2. If the task has 3 or more meaningful steps, create a full `update_plan` plan before deep work begins. Keep exactly one step in progress at a time and update it at phase transitions.
3. Research the task before writing code:
- Use a research sub-agent for broad or novel research when the active Codex runtime explicitly allows delegation; otherwise run the same focused probes directly.
- Mirror upstream `research` behavior: keep research read-only, papers-first, and isolated from implementation as much as Codex allows.
- If the task is paper-backed or novel, search for landmark and recent papers first.
- Trace citation graphs or related-paper recommendations for old anchors and fast-moving methods.
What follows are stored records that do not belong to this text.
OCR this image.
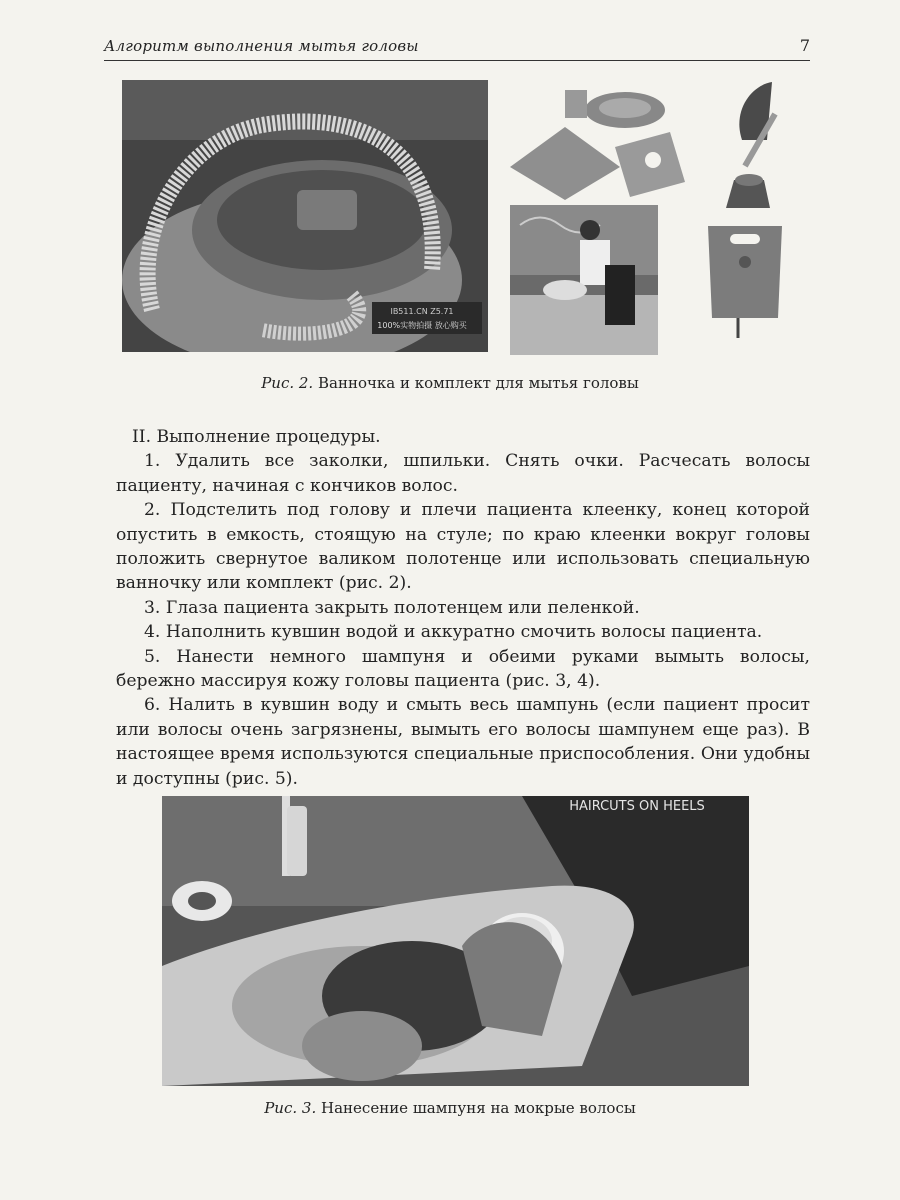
Алгоритм выполнения мытья головы	7
IB511.CN Z5.71
100%实物拍摄 放心购买
Рис. 2. Ванночка и комплект для мытья головы

II. Выполнение процедуры.

1. Удалить все заколки, шпильки. Снять очки. Расчесать волосы пациенту, начиная с кончиков волос.

2. Подстелить под голову и плечи пациента клеенку, конец которой опустить в емкость, стоящую на стуле; по краю клеенки вокруг головы положить свернутое валиком полотенце или использовать специальную ванночку или комплект (рис. 2).

3. Глаза пациента закрыть полотенцем или пеленкой.

4. Наполнить кувшин водой и аккуратно смочить волосы пациента.

5. Нанести немного шампуня и обеими руками вымыть волосы, бережно массируя кожу головы пациента (рис. 3, 4).

6. Налить в кувшин воду и смыть весь шампунь (если пациент просит или волосы очень загрязнены, вымыть его волосы шампунем еще раз). В настоящее время используются специальные приспособления. Они удобны и доступны (рис. 5).

HAIRCUTS ON HEELS
Рис. 3. Нанесение шампуня на мокрые волосы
- Search and inspect likely HF datasets, even for plan-only tasks.
- Read HF docs for current API patterns.
- Find and read a working GitHub implementation example.
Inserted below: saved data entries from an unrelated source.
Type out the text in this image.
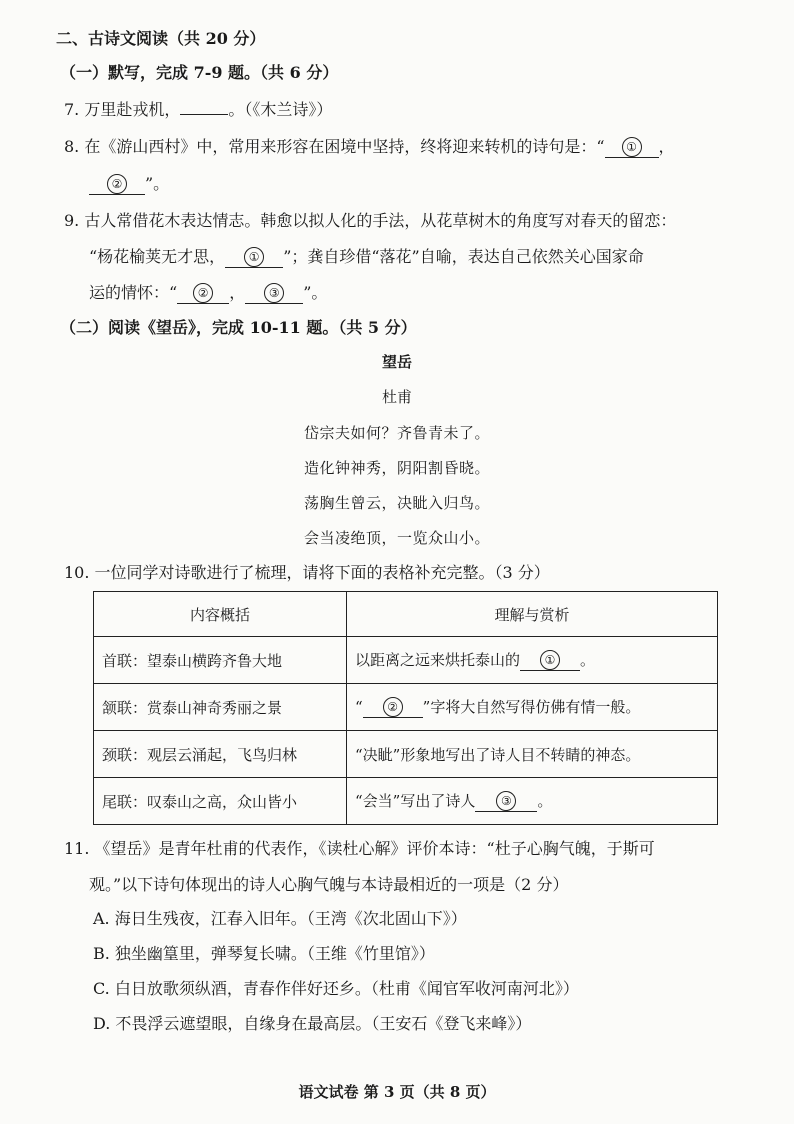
二、古诗文阅读（共 20 分）
（一）默写，完成 7-9 题。（共 6 分）
7. 万里赴戎机，	。（《木兰诗》）
8. 在《游山西村》中，常用来形容在困境中坚持，终将迎来转机的诗句是：“ ① ，
② ”。
9. 古人常借花木表达情志。韩愈以拟人化的手法，从花草树木的角度写对春天的留恋：
“杨花榆荚无才思， ① ”；龚自珍借“落花”自喻，表达自己依然关心国家命
运的情怀：“ ② ， ③ ”。
（二）阅读《望岳》，完成 10-11 题。（共 5 分）
望岳
杜甫
岱宗夫如何？齐鲁青未了。
造化钟神秀，阴阳割昏晓。
荡胸生曾云，决眦入归鸟。
会当凌绝顶，一览众山小。
10. 一位同学对诗歌进行了梳理，请将下面的表格补充完整。（3 分）
内容概括	理解与赏析
首联：望泰山横跨齐鲁大地	以距离之远来烘托泰山的 ① 。
颔联：赏泰山神奇秀丽之景	“ ② ”字将大自然写得仿佛有情一般。
颈联：观层云涌起，飞鸟归林	“决眦”形象地写出了诗人目不转睛的神态。
尾联：叹泰山之高，众山皆小	“会当”写出了诗人 ③ 。
11. 《望岳》是青年杜甫的代表作，《读杜心解》评价本诗：“杜子心胸气魄，于斯可
观。”以下诗句体现出的诗人心胸气魄与本诗最相近的一项是（2 分）
A. 海日生残夜，江春入旧年。（王湾《次北固山下》）
B. 独坐幽篁里，弹琴复长啸。（王维《竹里馆》）
C. 白日放歌须纵酒，青春作伴好还乡。（杜甫《闻官军收河南河北》）
D. 不畏浮云遮望眼，自缘身在最高层。（王安石《登飞来峰》）
语文试卷 第 3 页（共 8 页）
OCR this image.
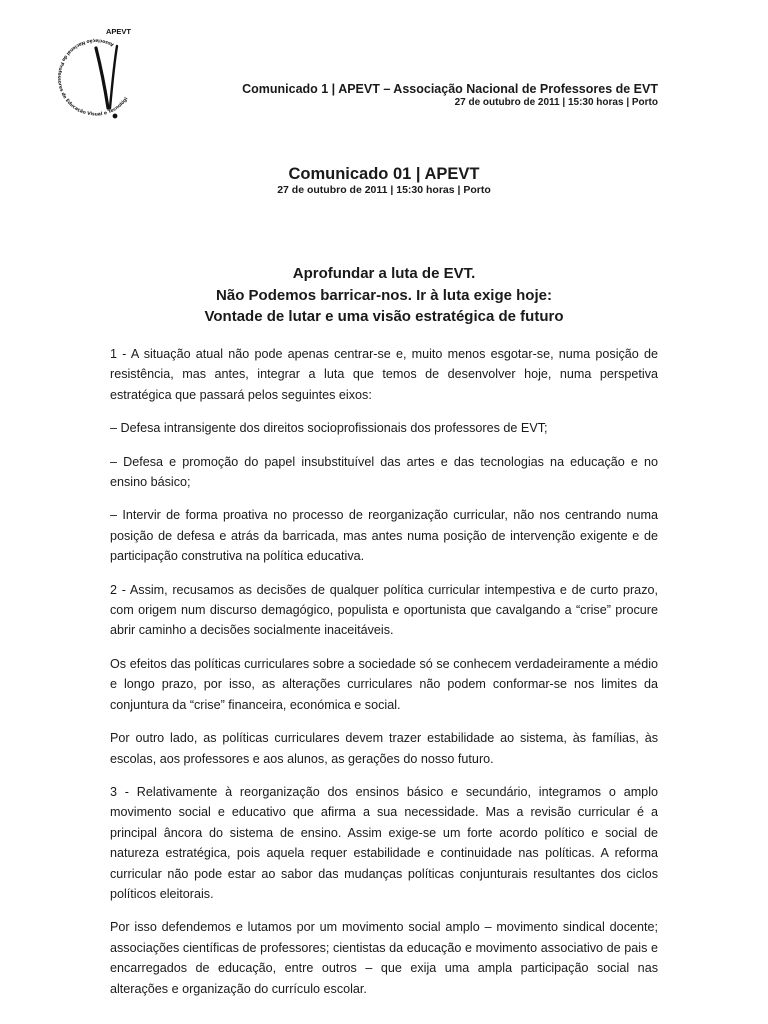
Associação Nacional de Professores de Educação Visual e Tecnológi
APEVT
Comunicado 1 | APEVT – Associação Nacional de Professores de EVT
27 de outubro de 2011 | 15:30 horas | Porto
Comunicado 01 | APEVT
27 de outubro de 2011 | 15:30 horas | Porto
Aprofundar a luta de EVT.
Não Podemos barricar-nos. Ir à luta exige hoje:
Vontade de lutar e uma visão estratégica de futuro

1 - A situação atual não pode apenas centrar-se e, muito menos esgotar-se, numa posição de resistência, mas antes, integrar a luta que temos de desenvolver hoje, numa perspetiva estratégica que passará pelos seguintes eixos:

– Defesa intransigente dos direitos socioprofissionais dos professores de EVT;

– Defesa e promoção do papel insubstituível das artes e das tecnologias na educação e no ensino básico;

– Intervir de forma proativa no processo de reorganização curricular, não nos centrando numa posição de defesa e atrás da barricada, mas antes numa posição de intervenção exigente e de participação construtiva na política educativa.

2 - Assim, recusamos as decisões de qualquer política curricular intempestiva e de curto prazo, com origem num discurso demagógico, populista e oportunista que cavalgando a “crise” procure abrir caminho a decisões socialmente inaceitáveis.

Os efeitos das políticas curriculares sobre a sociedade só se conhecem verdadeiramente a médio e longo prazo, por isso, as alterações curriculares não podem conformar-se nos limites da conjuntura da “crise” financeira, económica e social.

Por outro lado, as políticas curriculares devem trazer estabilidade ao sistema, às famílias, às escolas, aos professores e aos alunos, as gerações do nosso futuro.

3 - Relativamente à reorganização dos ensinos básico e secundário, integramos o amplo movimento social e educativo que afirma a sua necessidade. Mas a revisão curricular é a principal âncora do sistema de ensino. Assim exige-se um forte acordo político e social de natureza estratégica, pois aquela requer estabilidade e continuidade nas políticas. A reforma curricular não pode estar ao sabor das mudanças políticas conjunturais resultantes dos ciclos políticos eleitorais.

Por isso defendemos e lutamos por um movimento social amplo – movimento sindical docente; associações científicas de professores; cientistas da educação e movimento associativo de pais e encarregados de educação, entre outros – que exija uma ampla participação social nas alterações e organização do currículo escolar.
- Use web sources only when the answer depends on current information outside HF and GitHub.
- If the user only wants a plan, stop after the full research floor and return the plan. Do not implement.
4. Validate inputs:
- Inspect dataset schema, splits, sample rows.
- Verify model repo exists, architecture matches, tokenizer available.
5. Implement the smallest working version.
6. Smoke test locally or in a small HF Job.
7. Run the full training/evaluation job with HF Jobs.
8. Evaluate results against the target.
9. Save code, configs, and reports; publish ML artifacts to Hugging Face.
## Output
Return:
- Deliverable status (complete / partial / failed).
- Evidence checked: papers, datasets, docs, GitHub examples, and external sources.
- GitHub branch, commit, PR, or report path for code.
- Hugging Face model/dataset/Space URLs for published artifacts.
- Job ID and log URL for HF Jobs runs.
- Metrics and evaluation results when available.
- Known failures, compromises, and next recommended steps.
## Guardrails
- Never silently substitute a dataset, model, or training method. Ask for approval if the original request is incompatible.
- For multi-step tasks, do not skip plan updates at start, phase change, or completion.
- Always set realistic timeouts for HF Jobs (at least 2 hours for real training).
- Always include `push_to_hub=True` and `hub_model_id` in training configs.
- Run one job first before launching sweeps or ablations.
- For OOM errors: reduce batch size and increase gradient accumulation, enable gradient checkpointing, or upgrade hardware. Do not change the requested method.